Three times in one week is pretty bad and I think I'd make them work toward a solution. The phone companies are all pretty concerned about losing land line service and broadband these days so if you are upset they should take notice. A lot of people are dropping their land lines altogether for a cellular only setup and this looks bad to Wall Street, so the phone companies are paying attention.

Ron

Elmo2resc
07-22-2008, 01:56 AM
If outside at the box you disconnect the service from your house. Then plug the phone into the service port and it still doesn't work, It is the phone companys problem. They should be able to to send a service tech to the field to find the problem. Sounds like maybe you are getting the run around.

Photovor
08-18-2008, 10:56 AM
I know for a fact, some phone switches (on the company side) will kill the line for a set period of time if it senses a short for a certain duration. If your line was shorted, and you disconnected the house service at the demark, and you still didn't have a dial tone, this could have been the problem. Leaving it disconnected long enough eventually restored the phone service.

XmasInGalt
08-18-2008, 12:07 PM
Deplanche,

You may want to try the following the next time you lose your service: When the service goes out, disconnect all phones, modems, etc from the line. Go to the telephone box on the outside and disconnect your inside wiring from the service. At the point in time you realize that have a problem, the telephone company would have already disabled (automated process) your phone service to protect their equipment. With the house wire disconnected from the service and all equipment inside, place a ohm meter on the inside wiring. You should see infinate resistance. Depending on how many phone jacks you have in your house, there many be more than one set of house wires in the telephone box. If so, seperate and test each one. For houses with multiple jacks, it is very common to daisy chain jacks together. You may need to seperate wires at the jack and test seperately. If you locate a shorted section, test both pairs (typically red/green & yellow/black). It may be possible to use the other pair for that section of wire. Also, if you have any exposed telephone wire in the attic, you may wish to check as critters sometimes chew through the cable and expose the bare wire. Hope this helps and good luck. It can be very frustrating to isolate a sporatic cable problem.

deplanche
08-18-2008, 12:39 PM
After many calls and several outages, I finally waas able to get a service tech to show up before the problem fixed itself. As I had assumed, the problem was with their lines outside my house, and it has been fixed. Hopefully it will stay that way now.

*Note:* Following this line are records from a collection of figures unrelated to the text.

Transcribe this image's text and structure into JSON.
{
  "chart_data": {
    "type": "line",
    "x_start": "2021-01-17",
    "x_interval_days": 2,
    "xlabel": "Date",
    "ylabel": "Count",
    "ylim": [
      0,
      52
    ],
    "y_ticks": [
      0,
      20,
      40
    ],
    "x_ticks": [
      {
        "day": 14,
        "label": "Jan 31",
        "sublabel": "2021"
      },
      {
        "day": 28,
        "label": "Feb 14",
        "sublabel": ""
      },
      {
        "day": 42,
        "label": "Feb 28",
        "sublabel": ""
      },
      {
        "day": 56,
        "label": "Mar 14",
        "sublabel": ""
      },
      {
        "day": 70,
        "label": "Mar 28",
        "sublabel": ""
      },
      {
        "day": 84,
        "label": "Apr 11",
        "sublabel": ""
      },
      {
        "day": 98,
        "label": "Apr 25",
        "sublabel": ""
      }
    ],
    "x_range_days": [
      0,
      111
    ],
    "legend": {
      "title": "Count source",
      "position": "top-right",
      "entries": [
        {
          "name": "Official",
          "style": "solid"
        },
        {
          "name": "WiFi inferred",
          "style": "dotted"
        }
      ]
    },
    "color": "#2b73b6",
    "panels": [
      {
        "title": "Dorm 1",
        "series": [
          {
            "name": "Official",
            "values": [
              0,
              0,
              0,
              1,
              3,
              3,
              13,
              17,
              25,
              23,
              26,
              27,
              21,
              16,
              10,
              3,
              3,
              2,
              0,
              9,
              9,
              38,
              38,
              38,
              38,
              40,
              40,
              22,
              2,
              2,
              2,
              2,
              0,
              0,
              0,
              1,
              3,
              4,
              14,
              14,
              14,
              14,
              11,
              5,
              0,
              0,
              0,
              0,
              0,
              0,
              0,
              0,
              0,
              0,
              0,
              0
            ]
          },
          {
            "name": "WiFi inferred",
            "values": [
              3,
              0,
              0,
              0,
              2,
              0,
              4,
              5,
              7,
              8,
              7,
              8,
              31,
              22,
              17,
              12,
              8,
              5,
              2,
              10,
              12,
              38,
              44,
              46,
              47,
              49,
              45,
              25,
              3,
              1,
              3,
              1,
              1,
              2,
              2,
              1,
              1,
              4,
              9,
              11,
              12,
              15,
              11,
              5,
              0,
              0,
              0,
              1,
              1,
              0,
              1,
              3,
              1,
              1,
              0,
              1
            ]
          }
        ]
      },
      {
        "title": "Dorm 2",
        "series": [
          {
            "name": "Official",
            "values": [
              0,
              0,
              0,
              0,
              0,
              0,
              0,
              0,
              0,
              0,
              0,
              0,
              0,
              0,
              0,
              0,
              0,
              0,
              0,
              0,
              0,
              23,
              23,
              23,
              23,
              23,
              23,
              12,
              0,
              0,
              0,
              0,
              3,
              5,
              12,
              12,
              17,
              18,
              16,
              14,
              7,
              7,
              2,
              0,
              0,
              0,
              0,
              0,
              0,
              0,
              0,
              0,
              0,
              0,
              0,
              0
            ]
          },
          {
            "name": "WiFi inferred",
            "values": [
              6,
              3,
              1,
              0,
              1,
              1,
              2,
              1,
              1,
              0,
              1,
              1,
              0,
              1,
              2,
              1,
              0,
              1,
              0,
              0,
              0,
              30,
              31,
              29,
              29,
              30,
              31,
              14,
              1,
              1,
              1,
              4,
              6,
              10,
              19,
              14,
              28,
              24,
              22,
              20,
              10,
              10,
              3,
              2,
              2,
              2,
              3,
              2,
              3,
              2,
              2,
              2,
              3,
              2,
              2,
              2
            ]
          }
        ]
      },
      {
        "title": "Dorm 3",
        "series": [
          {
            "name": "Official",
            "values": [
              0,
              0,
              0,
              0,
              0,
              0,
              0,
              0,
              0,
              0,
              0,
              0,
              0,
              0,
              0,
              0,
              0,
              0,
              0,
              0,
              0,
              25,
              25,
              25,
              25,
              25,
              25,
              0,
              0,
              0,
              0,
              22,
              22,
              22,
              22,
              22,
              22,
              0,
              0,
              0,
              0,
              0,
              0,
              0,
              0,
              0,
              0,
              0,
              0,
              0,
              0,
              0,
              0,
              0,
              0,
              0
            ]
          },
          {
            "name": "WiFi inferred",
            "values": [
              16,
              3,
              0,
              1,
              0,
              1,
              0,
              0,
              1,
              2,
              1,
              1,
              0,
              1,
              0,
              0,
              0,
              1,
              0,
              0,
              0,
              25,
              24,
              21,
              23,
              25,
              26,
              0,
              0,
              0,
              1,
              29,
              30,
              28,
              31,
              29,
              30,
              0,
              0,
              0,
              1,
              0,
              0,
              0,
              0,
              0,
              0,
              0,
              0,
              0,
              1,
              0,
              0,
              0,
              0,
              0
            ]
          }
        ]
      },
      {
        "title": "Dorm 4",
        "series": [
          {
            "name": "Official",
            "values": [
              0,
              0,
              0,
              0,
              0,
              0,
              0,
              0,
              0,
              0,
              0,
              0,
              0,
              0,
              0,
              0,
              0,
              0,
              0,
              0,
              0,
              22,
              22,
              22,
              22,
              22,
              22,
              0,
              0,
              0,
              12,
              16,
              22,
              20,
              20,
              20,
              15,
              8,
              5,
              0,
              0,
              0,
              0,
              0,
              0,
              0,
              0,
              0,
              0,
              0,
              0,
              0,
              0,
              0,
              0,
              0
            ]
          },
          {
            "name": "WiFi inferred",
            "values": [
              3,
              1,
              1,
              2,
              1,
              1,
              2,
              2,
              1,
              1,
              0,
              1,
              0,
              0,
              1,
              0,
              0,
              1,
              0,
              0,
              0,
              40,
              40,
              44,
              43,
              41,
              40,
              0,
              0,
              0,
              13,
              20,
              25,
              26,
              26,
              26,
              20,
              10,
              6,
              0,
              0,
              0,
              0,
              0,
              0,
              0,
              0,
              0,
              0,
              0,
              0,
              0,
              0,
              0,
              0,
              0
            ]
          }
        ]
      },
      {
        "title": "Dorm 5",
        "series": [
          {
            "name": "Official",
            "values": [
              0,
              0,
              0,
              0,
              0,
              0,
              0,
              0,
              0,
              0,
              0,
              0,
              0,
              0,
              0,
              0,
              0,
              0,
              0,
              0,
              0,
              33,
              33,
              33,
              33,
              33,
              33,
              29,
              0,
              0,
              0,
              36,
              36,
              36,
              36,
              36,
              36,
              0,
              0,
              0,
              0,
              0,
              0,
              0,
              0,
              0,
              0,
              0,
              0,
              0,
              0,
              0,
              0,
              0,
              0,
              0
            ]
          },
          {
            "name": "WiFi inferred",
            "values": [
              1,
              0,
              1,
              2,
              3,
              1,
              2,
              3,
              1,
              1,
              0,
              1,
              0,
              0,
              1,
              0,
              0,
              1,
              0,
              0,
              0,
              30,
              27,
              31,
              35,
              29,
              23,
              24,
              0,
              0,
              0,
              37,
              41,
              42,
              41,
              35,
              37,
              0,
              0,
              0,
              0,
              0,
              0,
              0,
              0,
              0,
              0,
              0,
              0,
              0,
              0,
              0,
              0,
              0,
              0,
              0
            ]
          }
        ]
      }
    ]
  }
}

Thanks to all for their suggestions. While it didn't help me fix the problem, it made me feel more certain in my theory that is was a problem on their end.

Macrosill
08-19-2008, 10:34 AM
I had a similar experience a few years back. Everytime it rained I would get static on the line but by the time I was able to get a service appointment the lines would dry out and the problem would disappear. Finally after a few months of this back and forth game a long lasting rain storm came through, lasted about a week. Sure enough the issue was there when the tech came out to check. He traced it back to a cable section somewhere on their lines between poles that was getting water in it and causing the problem. He swapped out the pairs for my line and no problems since. I no longer use the local telco since I have broadband phone service now. To the credit of the telco tech sporatic issues are sometimes very difficult to diagnose.